Questo perchè, è fondamentale ricordarlo, è da qui che possiamo offrire un senso percepito di sicurezza, senza il quale nessun tipo di intervento potrebbe offrire alcun risultato concreto.

Lezione numero cinque: il cerchio di gruppo è uno specchio in cui ciascun componente si può riflettere nell’altro

Quest’ultimo punto è valido soprattutto per me, non sono sicura che sia percepito ugualmente, in maniera così lucida e consapevole da tutti quelli che partecipano. Però ho certamente potuto osservare le interazioni tra tutti i partecipanti e questo stare assieme in cerchio, in certi momenti, ha smantellato delle maschere di aggressività o reattività. Ma soprattutto ha validato la possibilità di fare esperienza in maniera sicura e non giudicante di qualcosa che potenzialmente è trasformativo insieme ad altri che condividevano lo stesso momento. Una sorta di piccola enclave di sicurezza -e libertà- in mezzo ad una situazione vissuta veramente sfidante. E quando dico libertà mi riferisco all’unica regola che ho offerto ai ragazzi: “L’obbligo non esiste, qui puoi fare quello che ti pare! Se una cosa che ti invito a fare non ti piace, puoi stare anche a sedere e semplicemente guardare.”

Per chiudere…

Qui ho fatto solo una piccola lista ma potrei continuare, addentrandomi in tutte le frasi e i ringraziamenti che mi sono arrivati in questi ultimi sei mesi.

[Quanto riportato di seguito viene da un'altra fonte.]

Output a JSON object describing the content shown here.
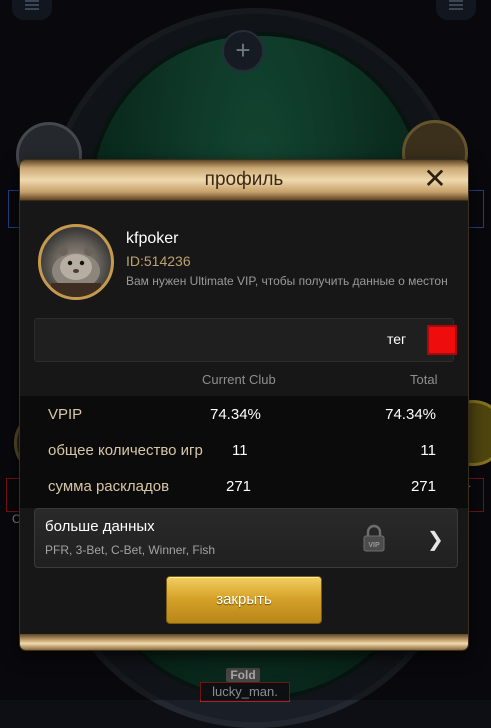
{
  "dialog": {
    "title": "профиль",
    "close_symbol": "✕"
  },
  "profile": {
    "username": "kfpoker",
    "id_text": "ID:514236",
    "vip_note": "Вам нужен Ultimate VIP, чтобы получить данные о местон",
    "avatar_icon": "hamster-avatar"
  },
  "tag": {
    "label": "тег",
    "color": "#ee0c0c"
  },
  "stats": {
    "columns": {
      "club": "Current Club",
      "total": "Total"
    },
    "rows": [
      {
        "label": "VPIP",
        "club": "74.34%",
        "total": "74.34%"
      },
      {
        "label": "общее количество игр",
        "club": "11",
        "total": "11"
      },
      {
        "label": "сумма раскладов",
        "club": "271",
        "total": "271"
      }
    ]
  },
  "more_data": {
    "title": "больше данных",
    "subtitle": "PFR, 3-Bet, C-Bet, Winner, Fish",
    "lock_icon": "vip-lock-icon",
    "chevron_icon": "chevron-right-icon"
  },
  "close_button": {
    "label": "закрыть"
  },
  "table": {
    "fold_label": "Fold",
    "player_name": "lucky_man.",
    "left_side_letter": "C",
    "right_side_text": "M."
  },
  "colors": {
    "gold": "#c69a4e",
    "felt": "#1f6e4e",
    "button_gold": "#d6a32a"
  }
}
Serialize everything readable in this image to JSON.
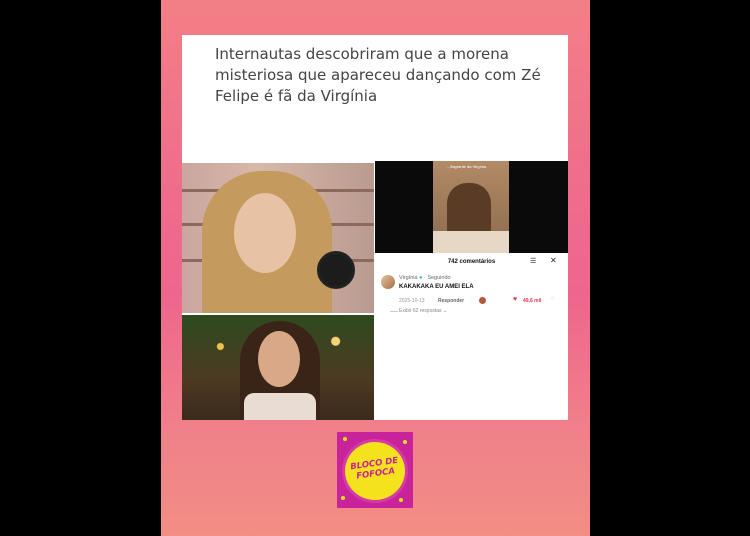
{
  "headline": "Internautas descobriram que a morena misteriosa que apareceu dançando com Zé Felipe é fã da Virgínia",
  "video": {
    "overlay_text": "...flagrante da Virgínia"
  },
  "comments": {
    "count_label": "742 comentários",
    "filter_icon": "sort-icon",
    "close_label": "✕",
    "author": "Virgínia",
    "verified_icon": "●",
    "following": "· Seguindo",
    "text": "KAKAKAKA EU AMEI ELA",
    "date": "2025-10-13",
    "reply_label": "Responder",
    "heart_icon": "♥",
    "likes": "49,6 mil",
    "comment_icon": "◌",
    "more_replies": "Exibir 62 respostas ⌄"
  },
  "logo": {
    "line1": "BLOCO DE",
    "line2": "FOFOCA"
  },
  "colors": {
    "panel_top": "#f27f86",
    "panel_mid": "#ee668d",
    "logo_bg": "#c8239a",
    "logo_yellow": "#f3e21c",
    "like_red": "#e8334f"
  }
}
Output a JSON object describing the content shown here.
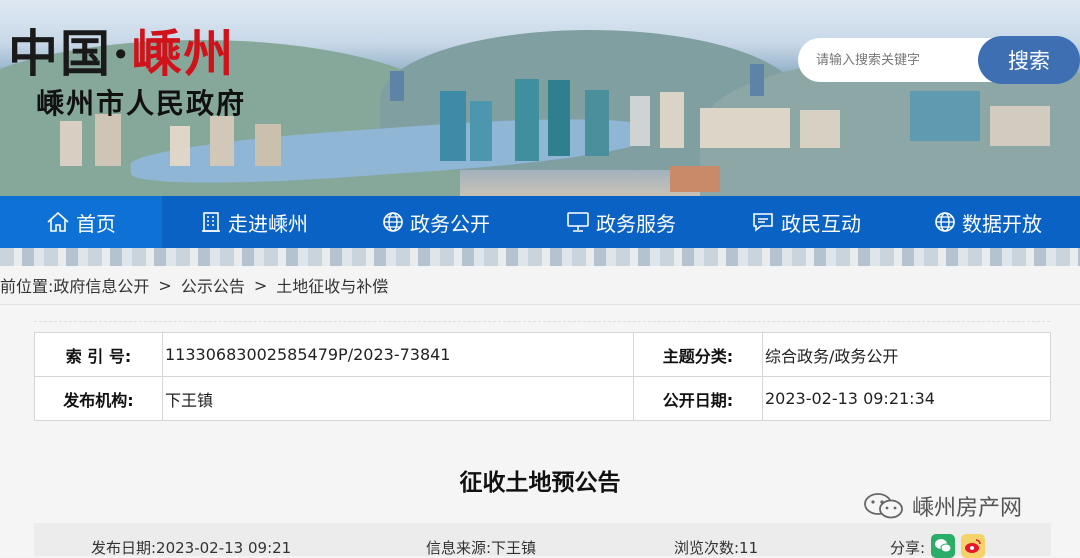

So solo che se c’è qualcosa di cui sono sicura, è che io desidero ardentemente continuare questa splendida avventura.
Ogni sguardo, ogni sorriso, ma anche ogni broncio e persona seduta ostinatamente sul tappetino che mi ha guardato con aria di sfida ha riservato per me un diamante di consapevolezza purissimo.

E io ne sono profondamente grata.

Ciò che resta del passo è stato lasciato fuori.